LAUSR

Abstract An extracellular lipase partially purified from Bacillus thermoamylovorans BHK67 was effectively immobilized onto modified magnetic MgFe 2 O 4 nanoparticles (NPs). NPs were prepared by the sol-gel auto-combustion method and characterized by Fourier transform infrared (FTIR) spectroscopy, X-ray diffraction (XRD), Ultra-Violet–Visible Spectroscopy (UV–vis) and atomic force microscopy (AFM). Protein loading reached a saturated amount of about 0.20 mg lipase per milligram of MgFe 2 O 4 NPs with 78.9% binding efficiency.

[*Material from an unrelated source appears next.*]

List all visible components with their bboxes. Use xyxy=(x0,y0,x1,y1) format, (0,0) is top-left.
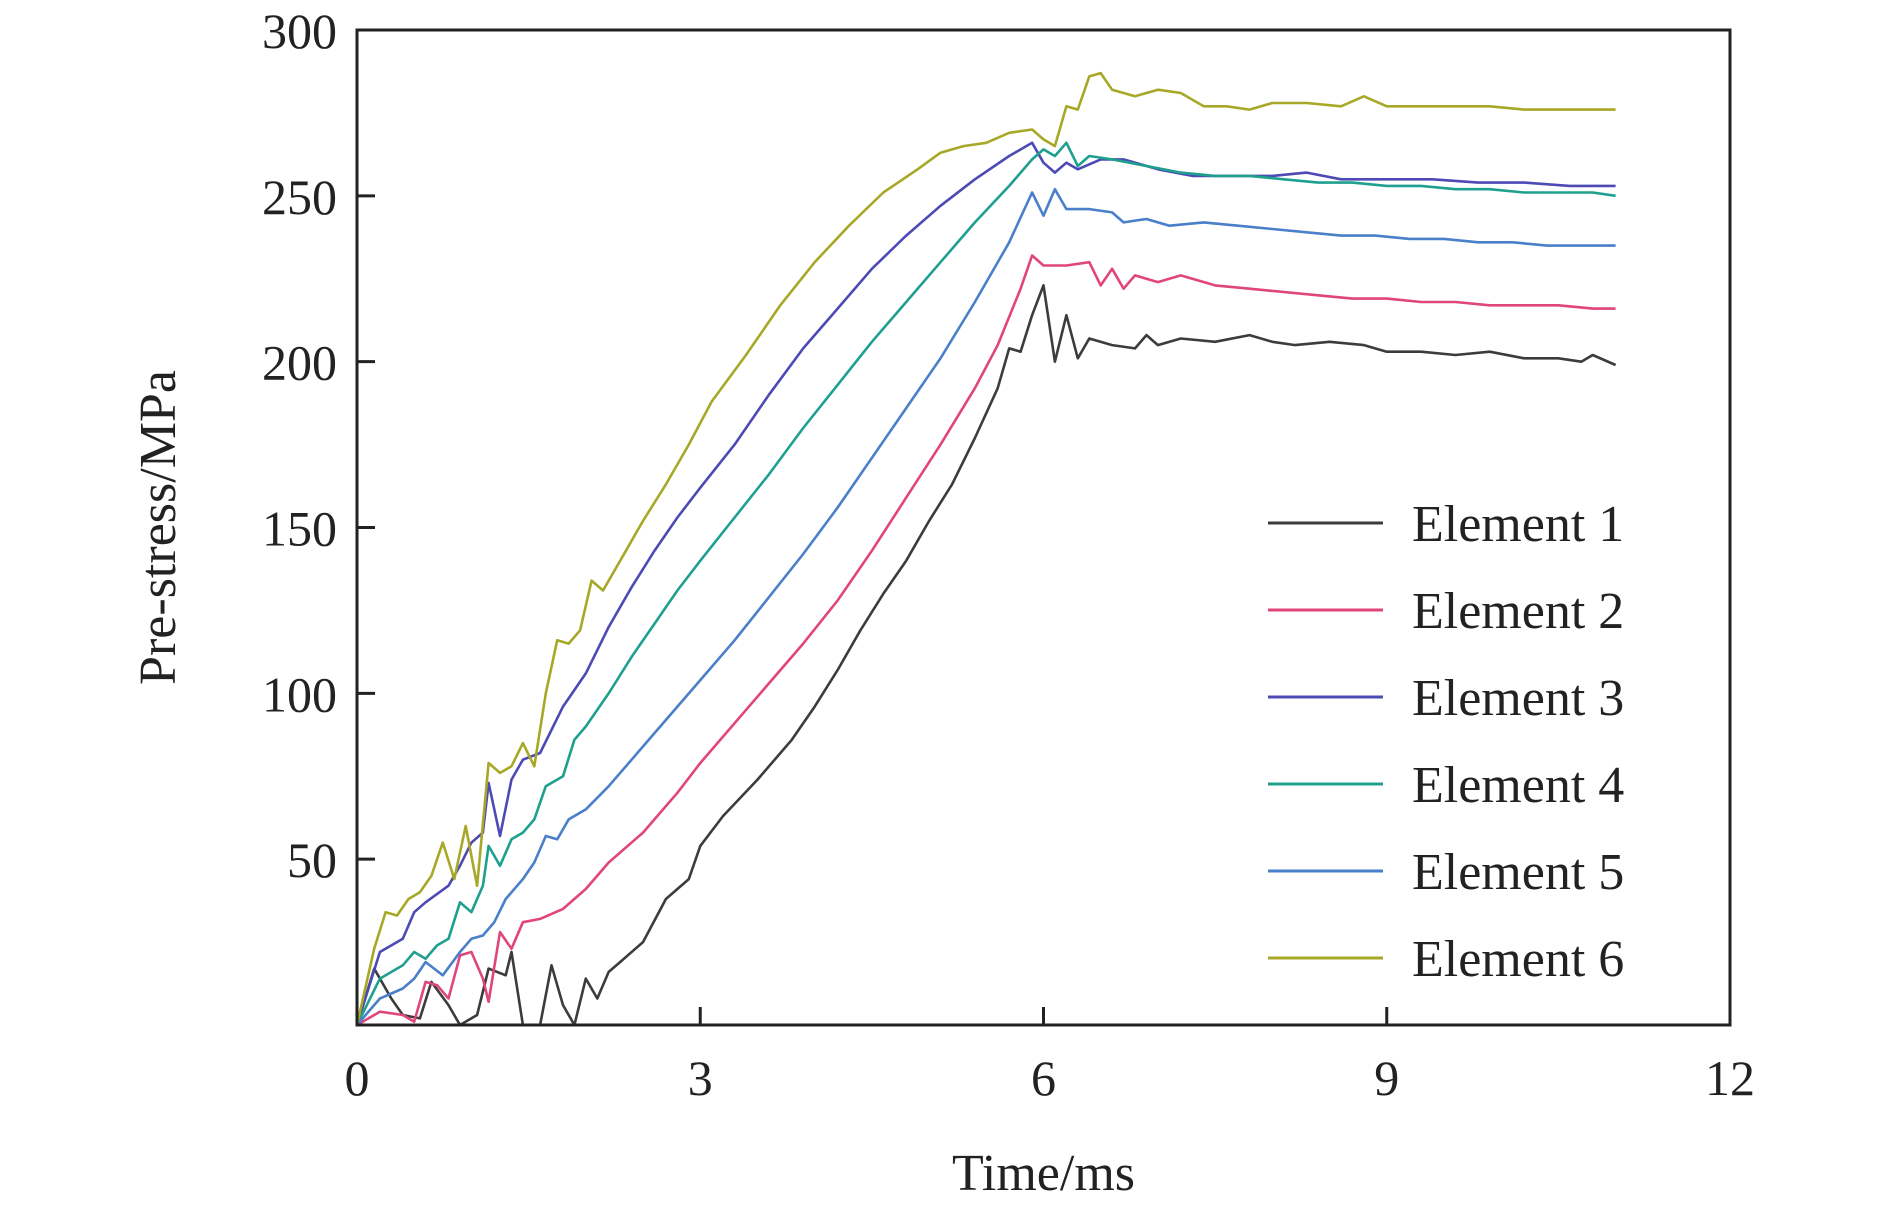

The NPs-bound lipase also showed stability following exposure to n -propanol and iso -propanol or FeCl 2 and MgCl 2 metal ions at (1 mM) at 55 °C. NPs-bound lipase also retained 50% of its original hydrolytic activity even after 8 th cycle, as well as after 12 h of incubation at 55 °C. NPs-bound lipase in an esterification reaction of n -propanol and gallic acid (25 mM) performed for 12 h at 55 °C produced n -propyl gallate with a conversion rate of 82%. Synthesized n -propyl gallate possessed strong antioxidant activity, which was confirmed by DPPH assay, and in addition has anticancerous activity which was tested on a human L132 cell line.